Голос Майи эхом проносится по коридору.

– Тише, – говорит Ёрл.

Он всего опасается. Он оглядывается по сторонам и иногда светит фонариком назад. Я его понимаю. Идти последним неприятно.

Проход ведёт в нечто вроде тоннеля кабельной канализации.

– Это было на фотках Скорохода, – говорит Даник.

Было. Тут всё было на фотках Скорохода. Скороход спустился на станцию с цифровой зеркалкой и сделал всё, что нужно. Отличная фотосессия появилась в его Живом Журнале и на различных диггерских сайтах. Его фотографии пригодятся для ориентации на «Волоколамской». Я хочу найти что-нибудь такое, чего не нашёл он.
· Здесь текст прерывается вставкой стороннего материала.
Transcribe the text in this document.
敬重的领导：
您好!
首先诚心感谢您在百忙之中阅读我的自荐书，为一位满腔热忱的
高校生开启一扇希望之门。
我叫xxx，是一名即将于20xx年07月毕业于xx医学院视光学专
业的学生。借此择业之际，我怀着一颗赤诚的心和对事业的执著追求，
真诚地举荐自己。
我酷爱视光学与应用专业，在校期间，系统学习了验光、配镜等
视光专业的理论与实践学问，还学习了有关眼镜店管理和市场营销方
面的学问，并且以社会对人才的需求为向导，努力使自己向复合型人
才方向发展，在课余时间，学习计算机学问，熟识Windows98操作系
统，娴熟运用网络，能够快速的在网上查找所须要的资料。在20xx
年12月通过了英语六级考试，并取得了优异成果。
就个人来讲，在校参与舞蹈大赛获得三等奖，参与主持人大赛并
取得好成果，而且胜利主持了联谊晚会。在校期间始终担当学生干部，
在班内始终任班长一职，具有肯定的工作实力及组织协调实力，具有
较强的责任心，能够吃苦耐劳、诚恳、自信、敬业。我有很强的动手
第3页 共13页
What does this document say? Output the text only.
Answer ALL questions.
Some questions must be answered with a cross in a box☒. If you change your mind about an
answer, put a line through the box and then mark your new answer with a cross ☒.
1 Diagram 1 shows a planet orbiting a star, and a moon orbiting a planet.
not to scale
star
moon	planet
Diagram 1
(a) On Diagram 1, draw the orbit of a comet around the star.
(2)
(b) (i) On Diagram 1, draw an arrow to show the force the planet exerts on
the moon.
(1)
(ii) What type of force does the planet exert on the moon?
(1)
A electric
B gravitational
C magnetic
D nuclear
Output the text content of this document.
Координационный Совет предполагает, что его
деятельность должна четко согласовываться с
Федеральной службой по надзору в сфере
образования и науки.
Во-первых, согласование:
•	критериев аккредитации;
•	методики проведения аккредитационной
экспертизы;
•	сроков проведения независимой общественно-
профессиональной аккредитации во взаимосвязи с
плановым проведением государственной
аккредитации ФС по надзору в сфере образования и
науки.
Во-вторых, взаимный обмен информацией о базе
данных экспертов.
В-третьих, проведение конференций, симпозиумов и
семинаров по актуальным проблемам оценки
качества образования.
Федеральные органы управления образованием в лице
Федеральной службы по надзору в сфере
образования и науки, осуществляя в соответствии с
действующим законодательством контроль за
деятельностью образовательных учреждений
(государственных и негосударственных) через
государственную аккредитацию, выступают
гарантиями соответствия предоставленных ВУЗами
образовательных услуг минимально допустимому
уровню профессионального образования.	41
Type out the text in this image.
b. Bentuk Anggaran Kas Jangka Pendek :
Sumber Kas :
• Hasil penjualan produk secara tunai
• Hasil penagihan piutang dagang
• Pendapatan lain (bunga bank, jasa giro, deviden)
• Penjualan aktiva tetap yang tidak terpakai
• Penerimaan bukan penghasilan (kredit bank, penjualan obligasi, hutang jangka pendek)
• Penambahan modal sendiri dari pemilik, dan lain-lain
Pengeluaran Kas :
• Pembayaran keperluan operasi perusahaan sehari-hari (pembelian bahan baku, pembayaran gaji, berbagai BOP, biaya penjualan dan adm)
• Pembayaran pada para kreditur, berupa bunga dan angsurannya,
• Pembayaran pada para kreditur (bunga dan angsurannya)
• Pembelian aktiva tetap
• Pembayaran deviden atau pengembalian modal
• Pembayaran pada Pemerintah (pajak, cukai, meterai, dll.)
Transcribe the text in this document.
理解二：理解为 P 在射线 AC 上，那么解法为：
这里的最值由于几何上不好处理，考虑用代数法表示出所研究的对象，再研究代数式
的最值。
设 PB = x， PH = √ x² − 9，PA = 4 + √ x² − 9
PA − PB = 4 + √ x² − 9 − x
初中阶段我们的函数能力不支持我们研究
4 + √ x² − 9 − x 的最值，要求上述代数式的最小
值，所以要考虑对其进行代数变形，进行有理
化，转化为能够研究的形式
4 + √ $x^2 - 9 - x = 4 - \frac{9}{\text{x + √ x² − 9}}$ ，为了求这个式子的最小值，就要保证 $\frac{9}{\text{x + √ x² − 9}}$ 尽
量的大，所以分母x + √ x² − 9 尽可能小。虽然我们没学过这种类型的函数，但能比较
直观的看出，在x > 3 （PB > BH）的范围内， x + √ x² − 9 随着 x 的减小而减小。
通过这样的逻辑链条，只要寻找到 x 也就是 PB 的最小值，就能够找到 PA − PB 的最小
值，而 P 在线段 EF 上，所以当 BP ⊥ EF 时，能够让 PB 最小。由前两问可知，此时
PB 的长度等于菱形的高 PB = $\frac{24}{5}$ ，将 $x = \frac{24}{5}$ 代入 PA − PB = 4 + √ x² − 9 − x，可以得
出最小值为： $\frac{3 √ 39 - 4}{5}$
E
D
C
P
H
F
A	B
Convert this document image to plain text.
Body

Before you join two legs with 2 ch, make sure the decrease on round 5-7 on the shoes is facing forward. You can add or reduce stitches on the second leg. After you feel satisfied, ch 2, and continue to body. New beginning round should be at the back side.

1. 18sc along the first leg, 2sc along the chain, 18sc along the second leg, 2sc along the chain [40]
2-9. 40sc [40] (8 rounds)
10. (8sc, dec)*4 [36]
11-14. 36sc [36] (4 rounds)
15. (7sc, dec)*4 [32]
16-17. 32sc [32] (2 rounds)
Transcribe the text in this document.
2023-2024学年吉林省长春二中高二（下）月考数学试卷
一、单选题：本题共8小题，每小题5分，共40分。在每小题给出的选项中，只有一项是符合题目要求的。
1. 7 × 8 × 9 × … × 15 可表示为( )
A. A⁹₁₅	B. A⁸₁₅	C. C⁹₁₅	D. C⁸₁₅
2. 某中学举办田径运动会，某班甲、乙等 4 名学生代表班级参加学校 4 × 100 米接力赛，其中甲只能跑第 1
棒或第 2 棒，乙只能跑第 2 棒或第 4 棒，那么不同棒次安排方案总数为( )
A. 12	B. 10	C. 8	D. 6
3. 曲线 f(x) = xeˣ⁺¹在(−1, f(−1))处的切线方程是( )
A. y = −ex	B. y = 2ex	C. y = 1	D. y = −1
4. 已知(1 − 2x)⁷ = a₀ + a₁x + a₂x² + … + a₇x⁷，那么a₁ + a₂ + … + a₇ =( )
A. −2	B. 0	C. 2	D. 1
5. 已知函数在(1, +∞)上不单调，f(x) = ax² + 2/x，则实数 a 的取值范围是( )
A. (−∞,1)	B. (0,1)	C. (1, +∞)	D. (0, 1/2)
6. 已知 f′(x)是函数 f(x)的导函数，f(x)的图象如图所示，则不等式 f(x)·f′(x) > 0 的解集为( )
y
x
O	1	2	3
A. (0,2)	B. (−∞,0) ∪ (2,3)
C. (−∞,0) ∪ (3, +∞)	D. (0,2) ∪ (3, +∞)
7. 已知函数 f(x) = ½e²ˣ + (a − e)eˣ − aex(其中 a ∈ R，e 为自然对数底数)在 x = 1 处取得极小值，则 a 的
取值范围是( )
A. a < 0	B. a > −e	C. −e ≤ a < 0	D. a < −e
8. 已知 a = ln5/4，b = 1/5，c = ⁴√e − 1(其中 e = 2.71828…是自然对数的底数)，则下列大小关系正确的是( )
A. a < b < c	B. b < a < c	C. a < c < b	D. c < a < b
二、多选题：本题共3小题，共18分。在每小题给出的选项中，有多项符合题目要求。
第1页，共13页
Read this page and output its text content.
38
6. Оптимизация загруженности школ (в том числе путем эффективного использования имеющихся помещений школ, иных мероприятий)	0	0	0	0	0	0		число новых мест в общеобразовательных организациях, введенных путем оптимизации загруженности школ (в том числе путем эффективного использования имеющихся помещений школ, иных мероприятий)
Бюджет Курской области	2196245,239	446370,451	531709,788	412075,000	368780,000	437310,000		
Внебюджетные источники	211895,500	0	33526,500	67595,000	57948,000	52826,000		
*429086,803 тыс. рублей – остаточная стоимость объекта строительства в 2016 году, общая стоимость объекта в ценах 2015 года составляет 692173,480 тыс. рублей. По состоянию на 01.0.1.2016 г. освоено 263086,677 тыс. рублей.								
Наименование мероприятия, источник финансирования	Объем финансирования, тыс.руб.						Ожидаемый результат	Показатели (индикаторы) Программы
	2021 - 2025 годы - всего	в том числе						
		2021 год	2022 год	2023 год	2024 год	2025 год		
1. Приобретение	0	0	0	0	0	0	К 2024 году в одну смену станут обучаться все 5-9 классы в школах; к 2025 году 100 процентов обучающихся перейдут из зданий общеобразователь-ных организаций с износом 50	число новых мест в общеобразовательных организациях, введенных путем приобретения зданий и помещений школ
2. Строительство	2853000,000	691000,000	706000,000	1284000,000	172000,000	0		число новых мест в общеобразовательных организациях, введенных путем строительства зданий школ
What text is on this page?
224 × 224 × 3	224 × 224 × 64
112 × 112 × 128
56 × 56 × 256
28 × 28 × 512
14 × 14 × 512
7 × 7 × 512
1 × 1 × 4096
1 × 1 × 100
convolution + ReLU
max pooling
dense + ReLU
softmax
Мы идём вперёд и неожиданно оказываемся в тоннеле с рельсами. Здесь горят фонари.

– Интересно, это отвод или сейчас нас размажет? – спрашивает Ёрл флегматично.

За «Волоколамской» расположен пошёрстный съезд, это не секрет. «Отвод» – неправильный термин. Пошёрстный съезд соединяет разнонаправленные участки пути.

– Нормально, – говорю я. – Нам туда.

Мы идём по путям и метров через тридцать попадаем в основной тоннель. Где-то далеко шумит поезд.

Я оборачиваюсь.

– Так. Мы пережидаем поезд – и бегом по тоннелю за мной. Придавить нас не придавит, но если машинист подсечёт, что тут кто-то шляется…

– Понятно, – перебивает Даник.

Поезд проносится мимо. Это обыкновенный состав из вагонов типа 717/714, ничего особенного. Самые крутые составы ходят по Филёвской линии. Там ещё можно встретить легендарные Е и Еж. Мне они нравятся больше, чем новые «Русичи». Старые вагоны пахнут тем, чем должно пахнуть метро, – уютом, полутьмой. Там нет промежуточных вагонов, поезда составлены из головных, правда, с некоторых сняты моторы.

Поезд проходит.

– Пошли!

Мы выбегаем из боковой ветки и несёмся что есть мочи. По шпалам бежать довольно трудно. По станционным путям – проще, там есть углубление, чтобы случайно упавший на рельсы мог избежать поезда. Внутри тоннеля – просто шпалы, как на железной дороге.

Впереди – огни станции. Я прижимаюсь к левой стене и по железной лесенке взлетаю на платформу.

Больше всего я опасаюсь, что Майя споткнётся. Но всё в порядке.

Я иду и осматриваюсь. «Волоколамская» никогда не работала. От наземной «Первомайской» на Арбатско-Покровской линии осталась лепнина под крышей депо и два характерных въезда для поездов. На закрытой наземной «Калужской» (Калужского радиуса) до сих пор висят оригинальные светильники шестидесятых. «Волоколамская» – это просто бетонный скелет. Станция, которая родилась мёртвой.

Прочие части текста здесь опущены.